From day one, everyone on team played the game -- even before we had any art assets or game-specific code. The first thing we did was create a basic level, coded a rifle and an alien bite, and ran around a small box attacking each other. There wasn't even an interface or menu -- you had to know the right console commands to start or join a game. You can see here the Skulk view model from NS1 and an untextured placeholder Infantry Portal model.
Our first playable prototype in Spark.
These tests were great for boosting our morale, and getting us in the right frame of mind: shipping. We had a game, albeit an ugly and boring one; now we just had to make it fun. Instead of the end goal remaining amorphous and undefined, we simply had to shape what we had into something great.
As development progressed, we played more and more, until in the beta the entire team was playing a couple hours a day. It's quite difficult to ignore gameplay or implementation problems when you're hearing or seeing their exasperation about some aspect of the game. Many features were reworked multiples times and/or cut to fit our tastes.
By the time we released, NS2 had many thousands of games played, so we didn't have much to fear. Through this iterative development, I came to understand just how important it was to take feedback from non-designers, and the game was so much better because of it.
As a small company without a marketing budget, how do you build an audience? We decided to take our fans "behind the scenes" and open up our development. We blogged, tweeted, recorded video footage around the office, and otherwise became as transparent about our game development as possible. When we didn't have game footage, we showed screenshots. When we didn't have screenshots, we showed concept art. Before concept art, we wrote about what we were planning to create, and why. Even the most mundane aspects of game development can be interesting for people outside the industry.
The first time we did this was in 2006, when we released our "dynamic infestation" prototype. It ended up getting linked all over the web, which felt incredible. We worked with one of our "super fans" who was a video whiz to create development videos about design and technology decisions. These regularly got tens of thousands of video views, and gave us feedback much earlier than we otherwise would've gotten. We even cut our "taser" weapon after we showed the concept art and basic functionality: our fans hated it so much we just dropped it.
Our early infestation demo.
Besides the PR benefit and the early feedback, open development had another bonus for us. When we were almost out of money (the first time!), we thought: "Why don't we ask our community if they would pre-order our game?" We put together a polished video that shows the technology, and a first look at the new game, and launched it with our preorder program. It ended up making over $1M over the next two years of preorders, saving the company and buoying our morale.
Open development helped us again when the Overgrowth team suggested that we do an unprecedented "preorder bundle" of our two games, and make it a PR event. We thought it was a great idea and we generated another $40k each in just a couple days. It worked so well that they then formed Humble Bundle, Inc. and turned it into a profitable venture-backed business.
Another way we leveraged open development was way before our playable alpha. We didn't have any maps yet, but we did have assets for making maps. So we released these props and textures, along with a document describing how to build a map and our barely-functional editor. Some of our pre-ordering folks started making maps right away. We asked the most promising community members to work on official maps for the game, for a share of the eventual revenue instead of our sparse cash. Without releasing our assets to our community, I'm not sure how we ever would've built our first map.
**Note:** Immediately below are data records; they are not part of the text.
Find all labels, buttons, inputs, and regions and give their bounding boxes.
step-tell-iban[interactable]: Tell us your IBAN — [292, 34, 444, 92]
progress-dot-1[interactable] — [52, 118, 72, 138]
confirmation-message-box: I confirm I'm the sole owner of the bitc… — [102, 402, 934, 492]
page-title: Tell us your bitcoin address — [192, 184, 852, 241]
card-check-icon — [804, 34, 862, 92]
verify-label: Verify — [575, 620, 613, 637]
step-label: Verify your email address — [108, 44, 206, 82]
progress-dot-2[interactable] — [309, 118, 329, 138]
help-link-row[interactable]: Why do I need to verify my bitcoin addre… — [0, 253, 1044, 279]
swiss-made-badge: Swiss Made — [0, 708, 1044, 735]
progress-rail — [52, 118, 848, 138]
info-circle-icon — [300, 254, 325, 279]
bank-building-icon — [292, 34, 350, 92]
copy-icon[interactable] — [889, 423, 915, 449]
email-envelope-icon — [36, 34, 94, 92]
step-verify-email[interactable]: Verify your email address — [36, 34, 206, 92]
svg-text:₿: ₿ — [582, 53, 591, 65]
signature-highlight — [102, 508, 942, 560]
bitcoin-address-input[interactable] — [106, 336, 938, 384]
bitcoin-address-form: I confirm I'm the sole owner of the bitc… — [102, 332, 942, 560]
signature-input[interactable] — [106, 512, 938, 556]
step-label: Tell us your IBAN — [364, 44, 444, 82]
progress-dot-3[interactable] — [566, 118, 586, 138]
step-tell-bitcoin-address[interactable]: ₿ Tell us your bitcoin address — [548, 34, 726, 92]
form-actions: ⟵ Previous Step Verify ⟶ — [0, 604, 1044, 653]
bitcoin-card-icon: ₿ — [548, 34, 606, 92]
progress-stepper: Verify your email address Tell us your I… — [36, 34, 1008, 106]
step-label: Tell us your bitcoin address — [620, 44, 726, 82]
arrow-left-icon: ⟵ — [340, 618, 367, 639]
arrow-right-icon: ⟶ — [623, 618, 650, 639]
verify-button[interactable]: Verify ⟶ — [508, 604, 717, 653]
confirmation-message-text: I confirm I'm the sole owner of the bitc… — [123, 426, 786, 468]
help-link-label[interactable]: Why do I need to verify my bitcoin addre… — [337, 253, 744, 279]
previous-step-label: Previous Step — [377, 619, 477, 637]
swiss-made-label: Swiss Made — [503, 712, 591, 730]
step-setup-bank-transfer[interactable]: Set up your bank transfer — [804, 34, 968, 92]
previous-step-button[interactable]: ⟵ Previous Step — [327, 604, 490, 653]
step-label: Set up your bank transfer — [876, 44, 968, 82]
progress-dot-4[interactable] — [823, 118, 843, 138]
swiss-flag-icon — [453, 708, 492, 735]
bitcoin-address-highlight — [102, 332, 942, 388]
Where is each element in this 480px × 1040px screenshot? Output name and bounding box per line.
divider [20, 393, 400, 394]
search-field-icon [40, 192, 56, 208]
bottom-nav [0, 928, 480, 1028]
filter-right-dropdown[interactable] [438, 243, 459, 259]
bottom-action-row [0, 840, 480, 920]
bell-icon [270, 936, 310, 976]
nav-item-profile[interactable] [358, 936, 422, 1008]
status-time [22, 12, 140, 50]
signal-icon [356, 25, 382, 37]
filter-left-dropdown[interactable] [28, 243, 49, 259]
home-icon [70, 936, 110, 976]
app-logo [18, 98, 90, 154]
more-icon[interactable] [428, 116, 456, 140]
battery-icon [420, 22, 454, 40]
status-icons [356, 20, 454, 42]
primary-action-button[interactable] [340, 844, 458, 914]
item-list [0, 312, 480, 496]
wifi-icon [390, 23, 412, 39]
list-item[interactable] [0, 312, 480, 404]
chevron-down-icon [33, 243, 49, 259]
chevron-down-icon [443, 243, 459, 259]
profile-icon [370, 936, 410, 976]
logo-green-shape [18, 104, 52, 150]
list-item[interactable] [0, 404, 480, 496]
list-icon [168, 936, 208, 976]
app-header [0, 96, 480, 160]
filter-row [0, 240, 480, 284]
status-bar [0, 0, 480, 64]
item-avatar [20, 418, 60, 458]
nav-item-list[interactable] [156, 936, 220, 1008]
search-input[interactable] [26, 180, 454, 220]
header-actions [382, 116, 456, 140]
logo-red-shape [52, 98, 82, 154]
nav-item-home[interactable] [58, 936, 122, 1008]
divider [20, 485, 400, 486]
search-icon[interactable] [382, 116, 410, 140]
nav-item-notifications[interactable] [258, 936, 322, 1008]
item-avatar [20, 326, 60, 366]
Early community mapping shot using our released assets.
Open development helped us in countless other ways. We used it to assemble a die-hard group of volunteers that performed all our QA and gave us tons of valuable feedback. We hired a key game programmer from the community -- he had never worked on a game before, but proved his worth with dozens of gameplay videos he assembled using the source code we distributed with the beta. It's now clear to me that we would not have shipped the game without him.
At every step of the way, we would release what we had, talk about what we're building and why, and listen to feedback. Whenever someone talented emerged from the community, we did everything we could to work with them. Whenever we created anything of value, we would release it, and hope it would grow momentum in the form of revenue, talent, audience, or buzz.
One of the reasons we started Unknown Worlds is because we believed making quality games and having a great life went together. We view game development as a marathon, not a race. So we made sure to keep fit, have a life and not crunch. There were times when we did work late nights and weekends, but only when our company situation or funding was dire. Looking back on those times, I do believe we did the right thing to work extra, but we probably would've been better off had we taken a step back and figured out a way to raise more money instead of working harder.
Now we are actively trying to improve our ability to both hit deadlines and make outcomes and goals clear for everyone. We want to constantly improve our efficiency, as well as give more work flexibility to our employees. At the end of the day, employee retention is the most important success factor for us, so we never want people to crunch.